Advance Care Directives
What is an advance care directive?
An advance care directive is sometimes called a living will.
The directive is a formal version of your advance care plan . It outlines your preferences for your future care along with your beliefs, values and goals. Having an advance care directive means you can also formally appoint a substitute decision-maker for when you can no longer make decisions yourself.
Why is an advance care directive important?
Making an advance care directive is an important part of advance care planning.
It is impossible to know what will happen in the future concerning your health. And you might have firm ideas about how you want to live the rest of your life.
In a crisis your loved ones may find it difficult to decide what treatment is best for you. An advance care directive will help everyone know what you would want if you can't tell them.
How to make an advance care directive
It is important to note that you can only make a valid advance care directive if you are over 18 and have decision making capacity. Decision making capacity refers to a person's ability to make day to day decisions about things like:
- legal matters
- medical/health care matters
- financial matters
- personal matters
Health professionals and family members must follow a valid directive. They cannot override it.
Your doctor should provide you with information and advice regarding your current health situation. They should also discuss what may happen in the future. It is a good idea to discuss your advance care directive with your doctor.
You don't require a lawyer to complete a valid directive.
An advance care directive can include one or more of the following:
- the person you would like to be your substitute decision-maker
- details of what is important to you, such as your values, life goals and preferred outcomes
- the treatments and care you would like or would refuse if you have a life-threatening illness or injury
There are forms available to help you write your directive.
Once you have written your advance care directive, you should sign and date it. Your substitute decision-maker and your doctor can also sign it.
You should then give copies of your directive to:
- your family
- your substitute decision-maker
- your hospital and doctor
- the ambulance service
- anyone else who you feel is appropriate
How to select a substitute decision-maker
Choosing your substitute decision-maker is important.
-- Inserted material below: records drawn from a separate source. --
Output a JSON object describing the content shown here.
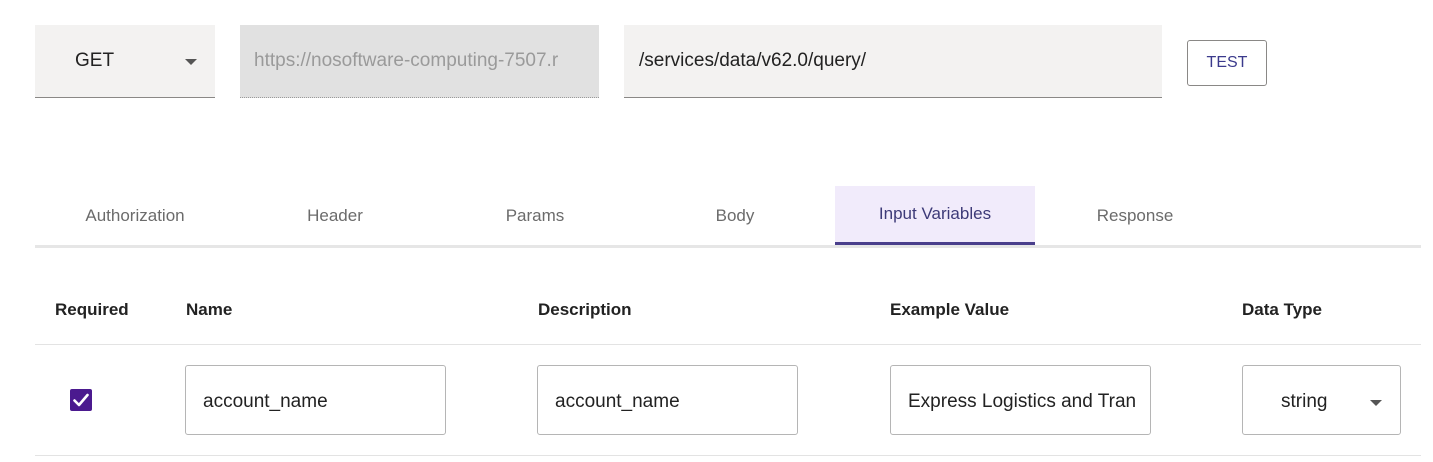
{
  "request": {
    "method": "GET",
    "base_url": "https://nosoftware-computing-7507.r",
    "path": "/services/data/v62.0/query/",
    "test_label": "TEST"
  },
  "tabs": [
    {
      "label": "Authorization"
    },
    {
      "label": "Header"
    },
    {
      "label": "Params"
    },
    {
      "label": "Body"
    },
    {
      "label": "Input Variables",
      "active": true
    },
    {
      "label": "Response"
    }
  ],
  "table": {
    "columns": [
      "Required",
      "Name",
      "Description",
      "Example Value",
      "Data Type"
    ],
    "rows": [
      {
        "required": true,
        "name": "account_name",
        "description": "account_name",
        "example_value": "Express Logistics and Tran",
        "data_type": "string"
      }
    ]
  },
  "colors": {
    "accent": "#4b1a8f",
    "active_tab_bg": "#f1ebfb",
    "active_tab_text": "#3d3a78"
  },
  "icons": {
    "dropdown": "chevron-down-icon",
    "checkbox": "checkmark-icon"
  }
}
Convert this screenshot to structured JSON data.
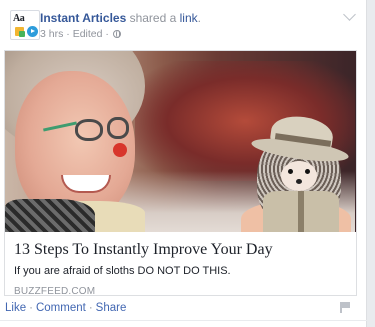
{
  "post": {
    "page_name": "Instant Articles",
    "shared_text": " shared a ",
    "link_word": "link",
    "period": ".",
    "time": "3 hrs",
    "meta_separator": " · ",
    "edited": "Edited",
    "privacy_icon": "globe-icon",
    "avatar_text": "Aa"
  },
  "attachment": {
    "title": "13 Steps To Instantly Improve Your Day",
    "description": "If you are afraid of sloths DO NOT DO THIS.",
    "domain": "BUZZFEED.COM"
  },
  "actions": {
    "like": "Like",
    "comment": "Comment",
    "share": "Share",
    "separator": "·"
  },
  "colors": {
    "link_blue": "#365899",
    "action_blue": "#4267b2",
    "muted_gray": "#90949c",
    "text_dark": "#1d2129"
  }
}
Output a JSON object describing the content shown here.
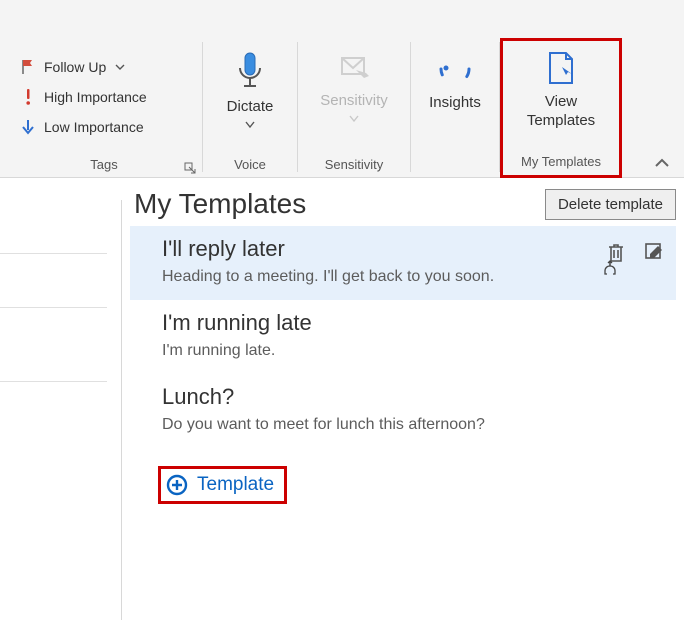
{
  "ribbon": {
    "tags": {
      "follow_up": "Follow Up",
      "high_importance": "High Importance",
      "low_importance": "Low Importance",
      "label": "Tags"
    },
    "voice": {
      "btn": "Dictate",
      "label": "Voice"
    },
    "sensitivity": {
      "btn": "Sensitivity",
      "label": "Sensitivity"
    },
    "insights": {
      "btn": "Insights"
    },
    "templates": {
      "btn_line1": "View",
      "btn_line2": "Templates",
      "label": "My Templates"
    }
  },
  "pane": {
    "title": "My Templates",
    "delete_btn": "Delete template",
    "add_btn": "Template",
    "templates": [
      {
        "title": "I'll reply later",
        "body": "Heading to a meeting. I'll get back to you soon."
      },
      {
        "title": "I'm running late",
        "body": "I'm running late."
      },
      {
        "title": "Lunch?",
        "body": "Do you want to meet for lunch this afternoon?"
      }
    ]
  }
}
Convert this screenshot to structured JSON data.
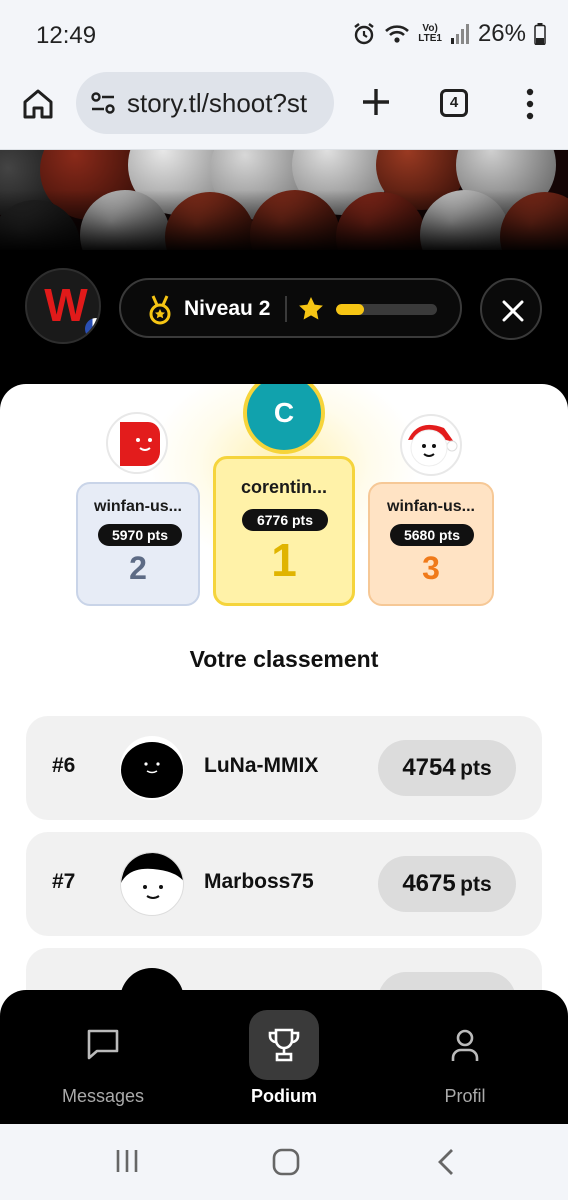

It is a good idea to think carefully about who you want to take that role. Your decision-maker will make decisions about your medical treatment if you can't.
Your substitute decision-maker should be somebody:
- you trust
- who is over 18 years
- who will listen to your values and preferences for future care
- who will be comfortable making decisions in difficult situations
You should ask yourself the question: 'Am I confident this person will make decisions based on what I would want?'
You can also choose a second person as an alternate decision-maker. They will step in if your first decision-maker is unable to make decisions on your behalf.